The fat guy's name had been Giles, too, which wasn't exactly a common name, and I'd seen the name "Lethonee" on Tonia's clipboard, which had to be out of a book. But how could somebody I'd never even heard of be so famous people were named after his characters?
They must be a fan club, the kind that makes pilgrimages to Graceland and names their kids Paul and Ringo. They didn't look the part, though. They should be wearing Jack Williamson T-shirts and Spock ears, not Disney World T-shirts. The elderly couple came back and sat down next to me. They smiled and started looking out the window.
They didn't act the part either. The fans I'd met had always had a certain defensiveness, an attitude of "I know you think I'm crazy to like this stuff, and maybe I am," and they always insisted on explaining how they got to be fans and why you should be one, too. These people had none of that. They acted like coming out here was the most normal thing in the world, even Tonia. And if they were science fiction fans, why weren't they touring Isaac Asimov's ranch? Or William Shatner's?
Tonia came back again and stood over me, holding on to a hanging strap. "You said you were in Portales to see somebody?" she said.
"Yeah. He's supposed to offer me a job."
"In Portales?" she said, making that sound exciting. "Are you going to take it?"
I'd made up my mind back there in that dead end, but I said, "I don't know. I don't think so. It's a desk job, a steady paycheck, and I wouldn't have to do all the driving I'm doing now." I found myself telling her about Hammond and the things I wanted to invent and how I was afraid the job would be a dead end.
"'I had no future,'" she said. "Jack Williamson said that at this year's Williamson Lecture. 'I had no future. I was a poor kid in the middle of the Depression, without education, without money, without prospects.'"
"It's not the Depression, but otherwise I know how he felt. If I don't take Cross's job, I may not have one. And if I do take it—" I shrugged. "Either way I'm not going anywhere."
"Oh, but to have a chance to live in the same town with Jack Williamson," Tonia said. "To run into him at the supermarket, and maybe even get to take one of his classes."
"Maybe you should take Cross's job offer," I said.

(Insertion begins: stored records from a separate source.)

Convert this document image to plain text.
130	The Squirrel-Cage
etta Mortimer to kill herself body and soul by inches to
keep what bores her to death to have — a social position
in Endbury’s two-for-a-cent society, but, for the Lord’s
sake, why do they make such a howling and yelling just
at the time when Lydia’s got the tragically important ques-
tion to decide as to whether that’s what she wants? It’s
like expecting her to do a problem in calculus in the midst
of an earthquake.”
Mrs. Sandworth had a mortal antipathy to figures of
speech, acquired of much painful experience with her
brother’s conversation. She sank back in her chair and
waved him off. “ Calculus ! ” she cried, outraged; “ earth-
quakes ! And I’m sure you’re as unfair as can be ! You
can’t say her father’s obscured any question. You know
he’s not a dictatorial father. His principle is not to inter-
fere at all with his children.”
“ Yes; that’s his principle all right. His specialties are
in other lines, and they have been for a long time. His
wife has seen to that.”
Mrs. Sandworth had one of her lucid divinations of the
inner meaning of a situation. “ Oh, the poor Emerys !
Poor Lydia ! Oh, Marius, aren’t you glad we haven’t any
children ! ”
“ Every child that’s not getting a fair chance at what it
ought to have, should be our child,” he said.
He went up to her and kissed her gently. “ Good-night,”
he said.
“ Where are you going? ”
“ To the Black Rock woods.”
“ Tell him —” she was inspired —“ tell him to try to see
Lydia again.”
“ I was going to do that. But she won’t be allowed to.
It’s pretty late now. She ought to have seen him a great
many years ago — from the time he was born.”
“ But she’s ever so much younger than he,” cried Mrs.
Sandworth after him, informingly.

"I can't." Her cheeks went bright red again. "I've already got a job." She straightened up and addressed the tour group. "We'll be coming to the turnoff to the ranch soon," she said. "Jack Williamson lived here with his family from 1915 till World War II, when he joined the army, and again after the war until he married Blanche."

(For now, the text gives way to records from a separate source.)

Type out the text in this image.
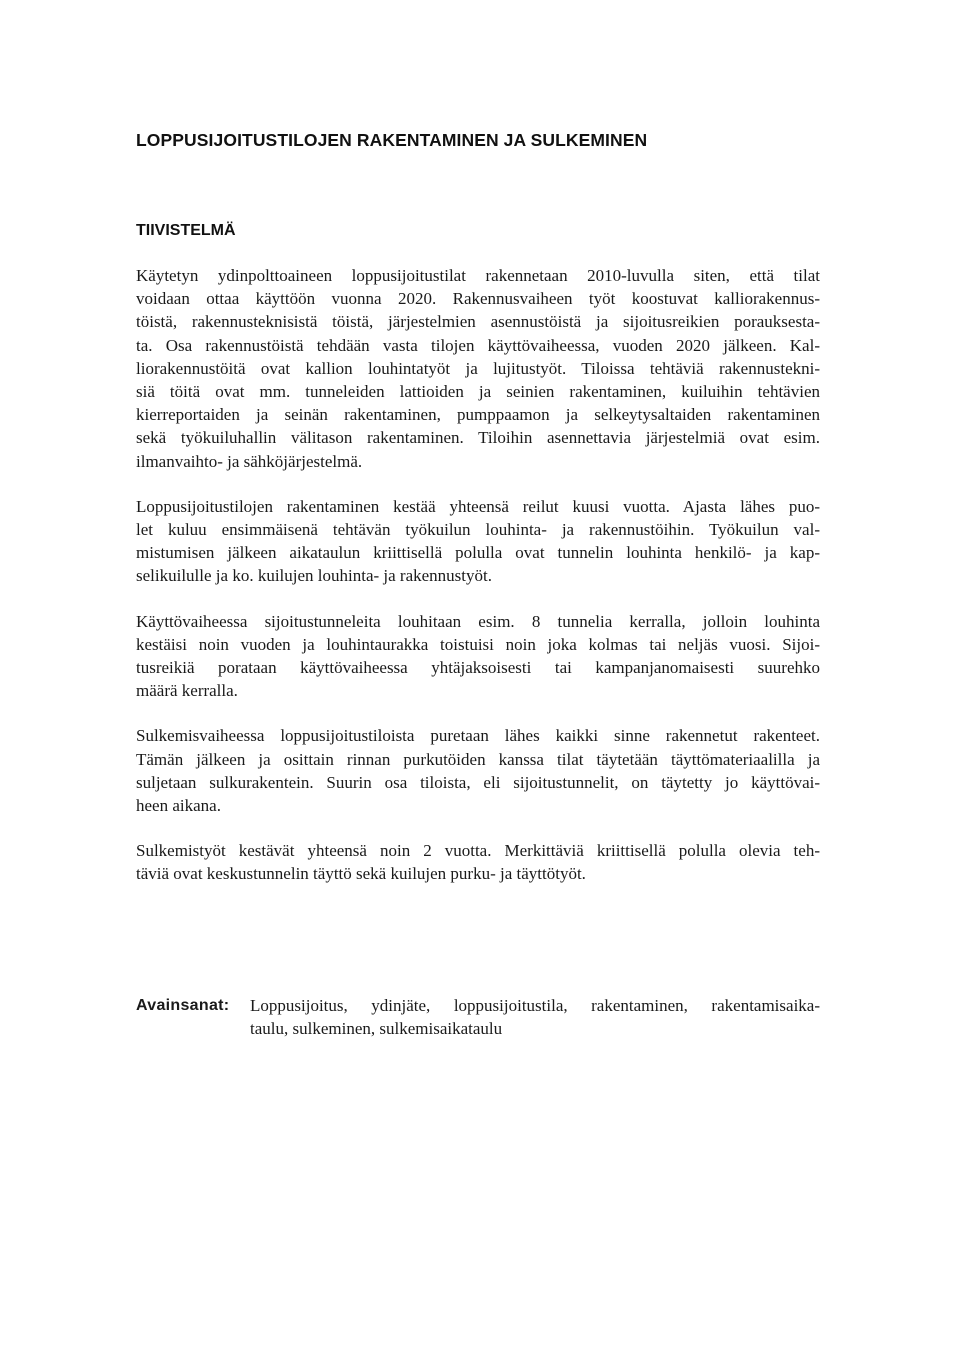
LOPPUSIJOITUSTILOJEN RAKENTAMINEN JA SULKEMINEN
TIIVISTELMÄ

Käytetyn ydinpolttoaineen loppusijoitustilat rakennetaan 2010-luvulla siten, että tilat
voidaan ottaa käyttöön vuonna 2020. Rakennusvaiheen työt koostuvat kalliorakennus-
töistä, rakennusteknisistä töistä, järjestelmien asennustöistä ja sijoitusreikien porauksesta-
ta. Osa rakennustöistä tehdään vasta tilojen käyttövaiheessa, vuoden 2020 jälkeen. Kal-
liorakennustöitä ovat kallion louhintatyöt ja lujitustyöt. Tiloissa tehtäviä rakennustekni-
siä töitä ovat mm. tunneleiden lattioiden ja seinien rakentaminen, kuiluihin tehtävien
kierreportaiden ja seinän rakentaminen, pumppaamon ja selkeytysaltaiden rakentaminen
sekä työkuiluhallin välitason rakentaminen. Tiloihin asennettavia järjestelmiä ovat esim.
ilmanvaihto- ja sähköjärjestelmä.

Loppusijoitustilojen rakentaminen kestää yhteensä reilut kuusi vuotta. Ajasta lähes puo-
let kuluu ensimmäisenä tehtävän työkuilun louhinta- ja rakennustöihin. Työkuilun val-
mistumisen jälkeen aikataulun kriittisellä polulla ovat tunnelin louhinta henkilö- ja kap-
selikuilulle ja ko. kuilujen louhinta- ja rakennustyöt.

Käyttövaiheessa sijoitustunneleita louhitaan esim. 8 tunnelia kerralla, jolloin louhinta
kestäisi noin vuoden ja louhintaurakka toistuisi noin joka kolmas tai neljäs vuosi. Sijoi-
tusreikiä porataan käyttövaiheessa yhtäjaksoisesti tai kampanjanomaisesti suurehko
määrä kerralla.

Sulkemisvaiheessa loppusijoitustiloista puretaan lähes kaikki sinne rakennetut rakenteet.
Tämän jälkeen ja osittain rinnan purkutöiden kanssa tilat täytetään täyttömateriaalilla ja
suljetaan sulkurakentein. Suurin osa tiloista, eli sijoitustunnelit, on täytetty jo käyttövai-
heen aikana.

Sulkemistyöt kestävät yhteensä noin 2 vuotta. Merkittäviä kriittisellä polulla olevia teh-
täviä ovat keskustunnelin täyttö sekä kuilujen purku- ja täyttötyöt.

Avainsanat: Loppusijoitus, ydinjäte, loppusijoitustila, rakentaminen, rakentamisaika-
taulu, sulkeminen, sulkemisaikataulu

The bus slowed almost to a stop and turned onto a dirt road hardly as wide as the bus was that led off between two fields of fenced pastureland.
"The farm was originally a homestead," Tonia said, and everyone murmured appreciatively and looked out the windows at more dirt and a couple of clumps of yucca.
"He was living here when he read his first issue of Amazing Stories Quarterly," she said, "and when he submitted his first story to Amazing. That was 'The Metal Man,' which, as you remember from yesterday, he saw in the window of the drugstore."
"I see it!" the tall man shouted, leaning forward over the back of the driver's seat. "I see it!" Everyone craned forward, trying to see, and we pulled up in front of some outbuildings and stopped.
The driver whooshed the doors open, and everyone filed off the bus and stood in the rutted dirt road, looking excitedly at the unpainted sheds and the water trough. A black heifer looked up incuriously and then went back to chewing on the side of one of the sheds.
Tonia assembled everyone in the road with her clipboard. "That's the ranch house over there," she said, pointing at a low green house with a fenced yard and a willow tree. "Jack Williamson lived here with his parents, his brother Jim, and his sisters Jo and Katie. It was here that Jack Williamson wrote "The Girl from Mars" and The Legion of Space, working at the kitchen table. His uncle had given him a basket-model Remington typewriter with a dim purple ribbon, and he typed his stories on it after everyone had gone to bed. Jack Williamson's brother Jim ..." she paused and glanced at me, "owns the ranch at this time. He and his wife are in Arizona this weekend."